Sebatang nikotin yang terapit dikedua bilah bibirnya belum terhisap sepenuhnya, namun pemuda bersurai kemerahan itu memilih membuangnya lalu digilas sampai padam.
Jaemin bersandar pada dinding kusam sebuah bangunan tua terbengkalai. Satu tangannya terjejal dalam saku. Sementara satu lengannya menumpu pada bingkai jendela yang rusak. Bibirnya menyeringai tipis kala melihat rupa kebingungan teman-temannya dibawah sana yang mencari dirinya.
Mereka pasti kaget karena dirinya menghilang secara tiba-tiba.
Lalu tak lama kemudian anak-anak dari sekolah lain datang menyerbu. Teriakan terdengar. Baku hantam pun pecah. Namun tak sama seperti hari-hari sebelumnya, Jaemin yang biasanya akan berdiri dibarisan paling depan kala kerusuhan terjadi, memilih hengkang dari sana. Tak peduli namanya akan dicap sebagai pengecut.
Jaemin memacu motor besarnya melewati jalanan kumuh, kemudian baru melesat kencang kala memasuki jalanan besar.
Sore menjelang petang kala itu Jaemin habiskan hanya untuk berkendara tanpa tujuan. Sampai kedua roda itu membawanya kembali ke sebuah bangunan megah, yang Jaemin sebut sebagai rumah.
Jaemin menolehkan kepala pada halaman rumah yang dipenuhi tanaman mawar merah. Taman itu nampak cantik, terawat dan bersih. Menandakan pemiliknya kelewatan rajin merawatnya.
Yang tidak lain adalah Papanya sendiri.
Papa bahkan lebih sering menyambangi mawar-mawar cantik itu daripada kamar anaknya sendiri untuk menanyakan keadaan, ada cerita apa hari ini atau sekadar menawari makan malam.
Papa menghabiskan nyaris separuh hidupnya untuk bekerja di kantor, mengurus berkas, meeting dengan klien, bolak-balik keluar negeri dan.. merawat taman mawar itu.
Jaemin? Dia nomor kesekian.
Jaemin ada kalau Papa ingat saja.
Bibirnya menipis, lalu turun dari motor yang sejak beberapa menit lalu masih dia tunggangi.
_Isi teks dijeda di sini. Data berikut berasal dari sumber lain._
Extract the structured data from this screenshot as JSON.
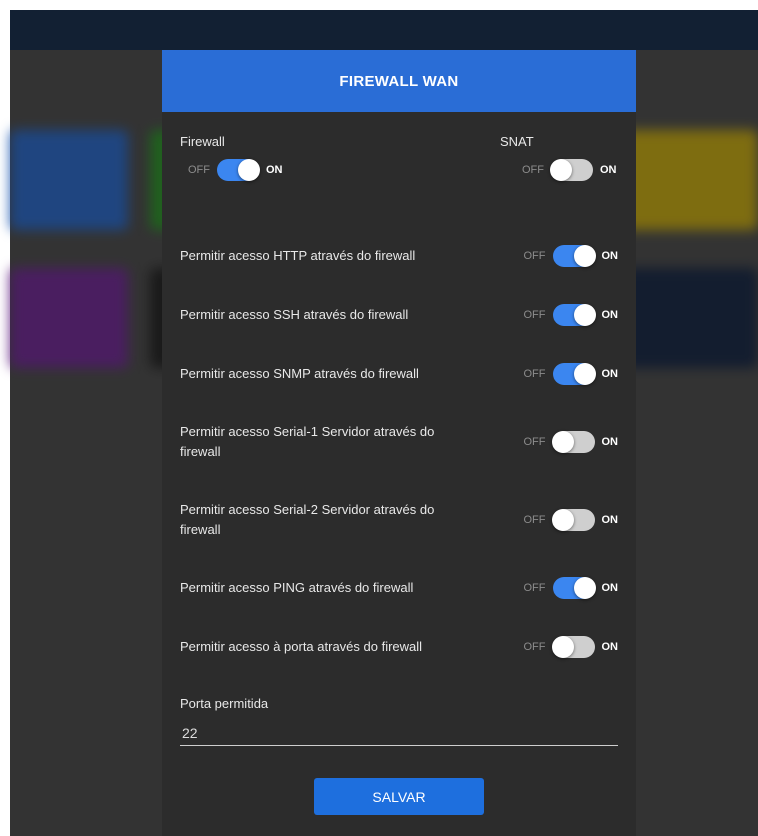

Jaemin melangkah ke taman itu. Lalu berjongkok disana. Dia menyentuh satu bunga yang nampak cantik dengan ujung jarinya. Penuh kehati-hatian. Seolah Jaemin lagi berinteraksi dengan bayi yang baru lahir.
Papa bakal marah besar kalau tahu bunganya rusak. Makanya, Jaemin selalu berhati-hati. Taman bunga mawar ini.. berarti segalanya untuk Papa.
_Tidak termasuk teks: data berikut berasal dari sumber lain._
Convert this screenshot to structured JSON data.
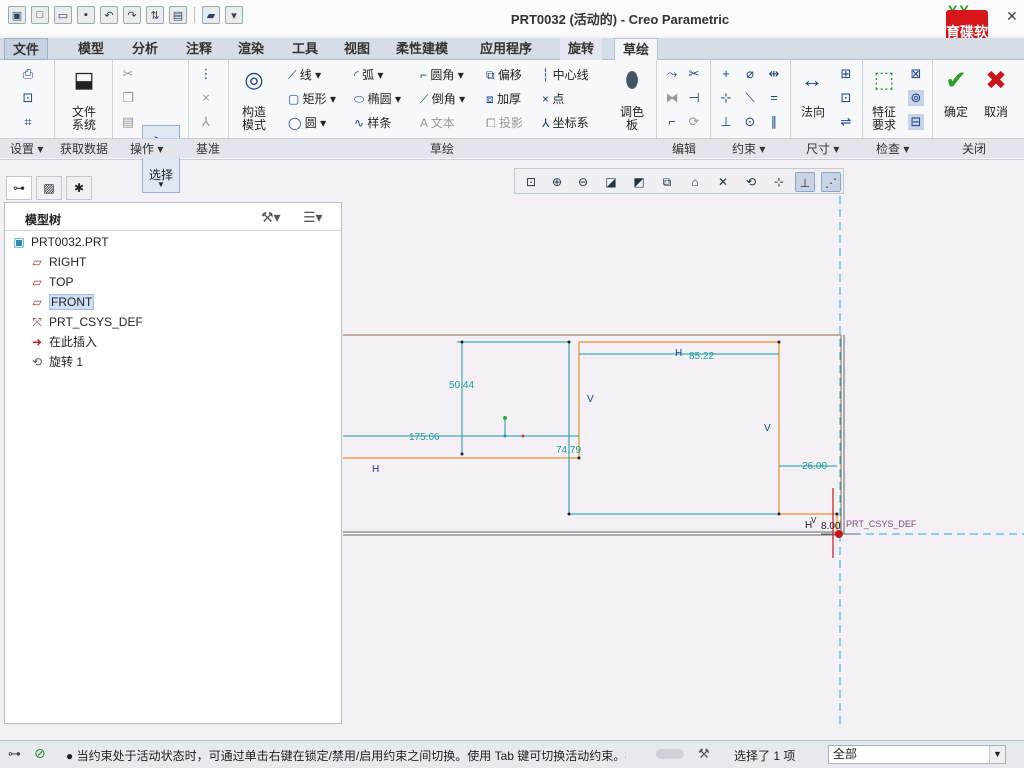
{
  "window": {
    "title": "PRT0032 (活动的) - Creo Parametric",
    "logo_text": "育碟软件",
    "logo_top": "YY"
  },
  "tabs": [
    {
      "label": "文件"
    },
    {
      "label": "模型"
    },
    {
      "label": "分析"
    },
    {
      "label": "注释"
    },
    {
      "label": "渲染"
    },
    {
      "label": "工具"
    },
    {
      "label": "视图"
    },
    {
      "label": "柔性建模"
    },
    {
      "label": "应用程序"
    },
    {
      "label": "旋转"
    },
    {
      "label": "草绘"
    }
  ],
  "ribbon": {
    "groups": {
      "setup": "设置",
      "get_data": "获取数据",
      "operations": "操作",
      "datum": "基准",
      "sketch": "草绘",
      "edit": "编辑",
      "constrain": "约束",
      "dimension": "尺寸",
      "inspect": "检查",
      "close": "关闭"
    },
    "buttons": {
      "file_system": "文件\n系统",
      "select": "选择",
      "construction_mode": "构造\n模式",
      "line": "线",
      "rectangle": "矩形",
      "circle": "圆",
      "arc": "弧",
      "ellipse": "椭圆",
      "spline": "样条",
      "fillet": "圆角",
      "chamfer": "倒角",
      "text": "文本",
      "offset": "偏移",
      "thicken": "加厚",
      "project": "投影",
      "centerline": "中心线",
      "point": "点",
      "coord_sys": "坐标系",
      "palette": "调色\n板",
      "normal": "法向",
      "feature_req": "特征\n要求",
      "ok": "确定",
      "cancel": "取消"
    }
  },
  "model_tree": {
    "title": "模型树",
    "items": [
      {
        "label": "PRT0032.PRT"
      },
      {
        "label": "RIGHT"
      },
      {
        "label": "TOP"
      },
      {
        "label": "FRONT"
      },
      {
        "label": "PRT_CSYS_DEF"
      },
      {
        "label": "在此插入"
      },
      {
        "label": "旋转 1"
      }
    ]
  },
  "sketch": {
    "dims": {
      "d1": "50.44",
      "d2": "175.66",
      "d3": "74.79",
      "d4": "85.22",
      "d5": "26.00",
      "d6": "8.00"
    },
    "labels": {
      "h1": "H",
      "h2": "H",
      "h3": "H",
      "v1": "V",
      "v2": "V",
      "v3": "V",
      "csys": "PRT_CSYS_DEF"
    },
    "colors": {
      "dimension": "#1a9ba0",
      "geometry": "#e8922a",
      "centerline": "#2bb0c8"
    }
  },
  "status": {
    "message": "当约束处于活动状态时，可通过单击右键在锁定/禁用/启用约束之间切换。使用 Tab 键可切换活动约束。按住",
    "selection": "选择了 1 项",
    "filter": "全部"
  }
}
Setara dengan hidupnya? Mungkin.
"Cantiknya Papa." Jaemin menoel pelan kelopak bunga itu lantas terkekeh. Dia menepuk kedua lututnya lalu berdiri.
Cowok berambut kemerahan itu memutar badan lalu mengayunkan kedua tungkainya menjauhi taman. Jaemin memasuki rumahnya.
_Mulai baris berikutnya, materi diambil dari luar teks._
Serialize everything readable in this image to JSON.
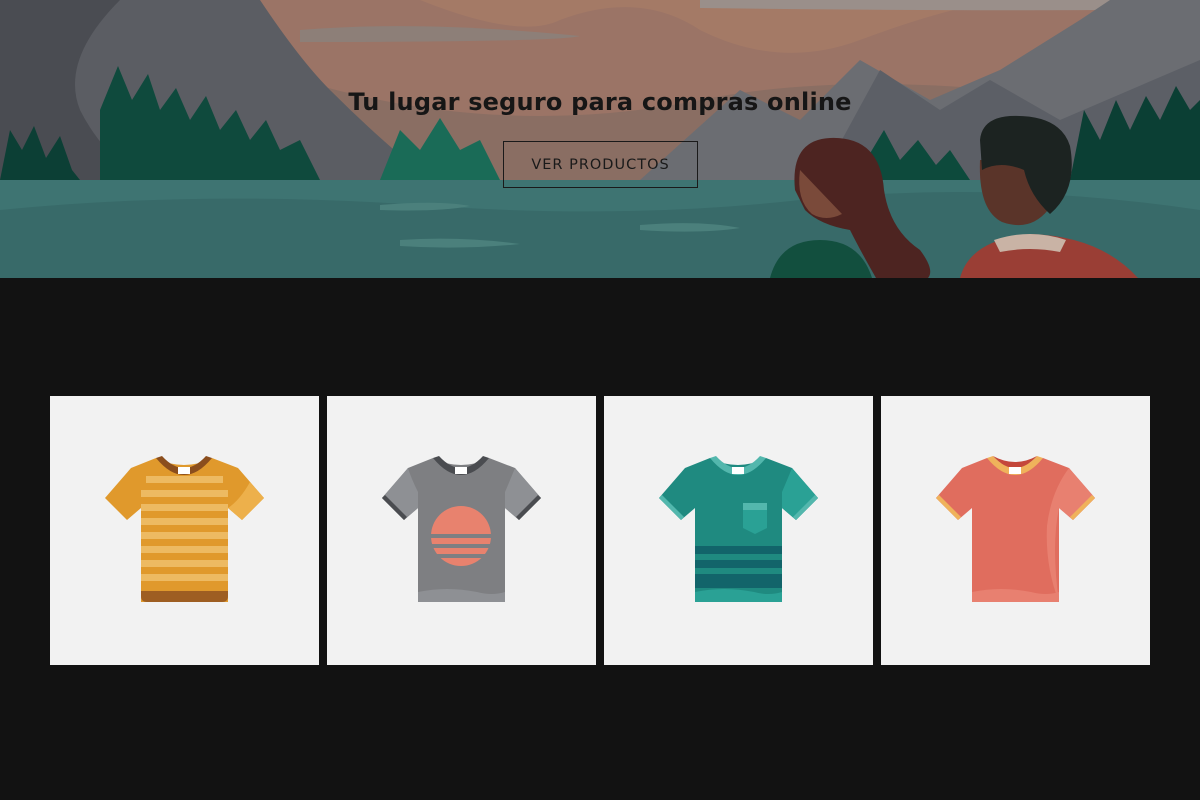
{
  "hero": {
    "title": "Tu lugar seguro para compras online",
    "button_label": "VER PRODUCTOS",
    "illustration": "mountain-lake-couple-illustration"
  },
  "products": [
    {
      "icon": "striped-tshirt-icon",
      "color": "#E0992C"
    },
    {
      "icon": "sunset-tshirt-icon",
      "color": "#7E7F82"
    },
    {
      "icon": "pocket-tshirt-icon",
      "color": "#1F8A80"
    },
    {
      "icon": "ringer-tshirt-icon",
      "color": "#E06D5E"
    }
  ],
  "colors": {
    "page_background": "#121212",
    "card_background": "#F2F2F2",
    "title_text": "#161616"
  }
}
Menghirup napas dalam-dalam sambil memejamkan mata.
Rasanya.. pulang.
Meski hanya disambut sepi, Jaemin cukup bersyukur bahwa faktanya Jaemin tidak benar-benar tinggal sendirian disini.
Meski, Papa kelewatan jarang menghabiskan waktu dengannya sih.
Dulu rasanya Jaemin suka kesal sekali diledek dan dipanggil 'unyil' sama Papa. Hanya karena dirinya kurus dan mungil.
Jaemin juga sering dibuat dongkol setengah mati saat dirinya diusili oleh Papa yang jahilnya minta ampun.
Tapi sekarang.. Jaemin rindu.
Jaemin pengen dipanggil unyil lagi.
Jaemin pengen dijahili lagi.
Jaemin pengen dengar Papa ketawa keras lagi.